By then she was on a train home, but was immediately transferred to a hospital at the next stop where she later tested positive on Sunday, prompting Chinese authorities to unleash stringent measures.
Other visitors who had also already left the park were ordered to self-quarantine at home and arrange for tests.
A few days earlier, authorities stopped two high-speed trains travelling to Beijing, because a single passenger on each was considered a close contact of a confirmed case.
All 350 train travellers were shuttled into centralised quarantine, even though none were confirmed to be at risk or positive.
In Inner Mongolia, 2,000 tourists were also recently locked up in 14-day quarantine after a handful of cases.
Local officials have gone so far as to chain people into their homes during lockdowns and anyone found to be non-compliant have been arrested and thrown in detention.
Pharmacies are also required to report individuals coming into buy over-the-counter cold and flu medicines as those symptoms could potentially indicate coronavirus; those failing to do so have been shut down.
It’s not clear, in other words, that everyone will experience the return to normal as a liberation. The pandemic caused us to worry, but it also delivered us for a while from a still-greater worry: the anxiety of freedom. To parody Pascal, who explained that the misfortune of humanity consisted in the inability to sit quietly in one’s room, alone, we might say that the misfortune of humanity after Covid will perhaps be to be shut up in one’s room—and like it.

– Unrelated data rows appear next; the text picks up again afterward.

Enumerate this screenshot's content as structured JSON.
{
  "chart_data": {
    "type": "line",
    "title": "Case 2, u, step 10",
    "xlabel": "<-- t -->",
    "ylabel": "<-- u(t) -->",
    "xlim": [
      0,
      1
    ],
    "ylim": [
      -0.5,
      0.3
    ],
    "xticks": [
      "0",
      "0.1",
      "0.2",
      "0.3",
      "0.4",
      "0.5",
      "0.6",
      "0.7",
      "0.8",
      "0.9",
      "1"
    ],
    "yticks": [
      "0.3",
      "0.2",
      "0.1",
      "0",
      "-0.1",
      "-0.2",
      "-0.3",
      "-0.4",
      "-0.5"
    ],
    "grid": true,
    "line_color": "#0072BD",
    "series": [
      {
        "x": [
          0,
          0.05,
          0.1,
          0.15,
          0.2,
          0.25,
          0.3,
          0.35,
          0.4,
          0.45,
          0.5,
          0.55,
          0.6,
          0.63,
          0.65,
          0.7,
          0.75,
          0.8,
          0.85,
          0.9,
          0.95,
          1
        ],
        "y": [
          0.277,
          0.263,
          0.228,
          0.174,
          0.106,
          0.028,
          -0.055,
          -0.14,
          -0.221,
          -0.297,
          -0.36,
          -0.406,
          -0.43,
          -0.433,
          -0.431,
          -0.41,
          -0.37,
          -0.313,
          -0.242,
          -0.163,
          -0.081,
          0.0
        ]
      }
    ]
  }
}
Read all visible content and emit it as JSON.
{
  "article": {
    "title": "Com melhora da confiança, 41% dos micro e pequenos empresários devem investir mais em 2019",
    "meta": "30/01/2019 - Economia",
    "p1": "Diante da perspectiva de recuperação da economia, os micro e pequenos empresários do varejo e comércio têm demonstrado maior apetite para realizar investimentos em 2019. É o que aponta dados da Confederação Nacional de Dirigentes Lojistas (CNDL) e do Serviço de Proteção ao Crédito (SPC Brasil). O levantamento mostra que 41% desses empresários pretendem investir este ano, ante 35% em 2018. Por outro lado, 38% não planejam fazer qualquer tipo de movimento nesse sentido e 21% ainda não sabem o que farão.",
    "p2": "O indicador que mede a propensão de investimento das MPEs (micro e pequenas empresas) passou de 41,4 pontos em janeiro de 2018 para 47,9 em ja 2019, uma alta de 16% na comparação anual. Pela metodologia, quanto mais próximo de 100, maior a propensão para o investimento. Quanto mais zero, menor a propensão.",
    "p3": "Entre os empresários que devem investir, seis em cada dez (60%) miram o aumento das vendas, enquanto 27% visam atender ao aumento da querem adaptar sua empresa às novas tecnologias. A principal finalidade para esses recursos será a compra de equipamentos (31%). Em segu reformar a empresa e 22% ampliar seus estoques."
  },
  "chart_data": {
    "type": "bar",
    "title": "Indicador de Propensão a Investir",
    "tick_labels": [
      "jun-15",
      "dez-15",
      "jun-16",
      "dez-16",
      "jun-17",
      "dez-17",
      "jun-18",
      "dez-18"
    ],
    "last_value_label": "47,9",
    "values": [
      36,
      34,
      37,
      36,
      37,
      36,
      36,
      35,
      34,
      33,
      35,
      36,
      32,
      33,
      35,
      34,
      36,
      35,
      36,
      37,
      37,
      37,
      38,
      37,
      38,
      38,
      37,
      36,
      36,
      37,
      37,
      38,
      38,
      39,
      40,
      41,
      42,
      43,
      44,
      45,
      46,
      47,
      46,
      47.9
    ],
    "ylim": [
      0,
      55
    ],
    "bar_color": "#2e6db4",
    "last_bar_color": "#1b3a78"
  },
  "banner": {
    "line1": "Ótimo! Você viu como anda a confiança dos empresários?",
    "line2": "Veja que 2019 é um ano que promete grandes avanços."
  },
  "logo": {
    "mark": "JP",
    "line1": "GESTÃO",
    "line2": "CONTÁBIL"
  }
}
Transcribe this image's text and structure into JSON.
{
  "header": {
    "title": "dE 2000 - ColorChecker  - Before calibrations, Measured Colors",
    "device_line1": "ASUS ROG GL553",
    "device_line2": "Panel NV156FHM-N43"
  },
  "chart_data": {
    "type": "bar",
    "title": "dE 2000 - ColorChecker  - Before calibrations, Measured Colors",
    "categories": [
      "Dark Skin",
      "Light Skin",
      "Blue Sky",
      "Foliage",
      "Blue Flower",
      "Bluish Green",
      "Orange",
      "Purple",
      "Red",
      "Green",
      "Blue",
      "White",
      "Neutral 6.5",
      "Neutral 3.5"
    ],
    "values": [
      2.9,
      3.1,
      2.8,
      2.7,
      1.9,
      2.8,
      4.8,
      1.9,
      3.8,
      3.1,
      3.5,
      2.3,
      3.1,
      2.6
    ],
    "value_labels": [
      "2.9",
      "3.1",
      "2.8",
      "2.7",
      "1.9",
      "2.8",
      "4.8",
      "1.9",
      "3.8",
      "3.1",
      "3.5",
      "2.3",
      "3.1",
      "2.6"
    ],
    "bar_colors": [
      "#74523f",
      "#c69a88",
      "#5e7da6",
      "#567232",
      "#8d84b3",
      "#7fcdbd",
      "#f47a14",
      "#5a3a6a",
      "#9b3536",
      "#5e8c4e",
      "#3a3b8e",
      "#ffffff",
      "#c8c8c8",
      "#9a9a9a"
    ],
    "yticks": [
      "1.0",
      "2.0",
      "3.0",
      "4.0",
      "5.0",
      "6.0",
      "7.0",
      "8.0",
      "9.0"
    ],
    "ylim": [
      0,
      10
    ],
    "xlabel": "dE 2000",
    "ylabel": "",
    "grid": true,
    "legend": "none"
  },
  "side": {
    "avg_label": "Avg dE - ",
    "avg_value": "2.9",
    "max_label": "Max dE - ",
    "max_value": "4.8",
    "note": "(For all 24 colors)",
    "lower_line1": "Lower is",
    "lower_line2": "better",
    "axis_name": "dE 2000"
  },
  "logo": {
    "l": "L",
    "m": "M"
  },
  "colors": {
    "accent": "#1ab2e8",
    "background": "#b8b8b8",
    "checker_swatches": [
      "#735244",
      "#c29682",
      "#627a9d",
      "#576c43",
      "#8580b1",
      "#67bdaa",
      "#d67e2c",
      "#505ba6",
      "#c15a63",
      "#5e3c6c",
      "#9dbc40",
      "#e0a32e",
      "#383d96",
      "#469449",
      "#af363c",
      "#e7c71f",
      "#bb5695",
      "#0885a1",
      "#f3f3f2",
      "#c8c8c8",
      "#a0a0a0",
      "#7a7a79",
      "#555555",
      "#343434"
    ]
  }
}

We will perhaps find that Covid has given birth to a new anthropological type: the curled-up and hyper-connected human being with no further need of others or of reality. We might then interpret the famous verse of Rimbaud, “real life is absent,” in the following way: “real life is the absence of life.” For all those who still promote the spirit of exploration and a taste for connection with others, this would be a double catastrophe: to the deaths from the virus we would add, as a kind of expiation, the penitence of shrinkage.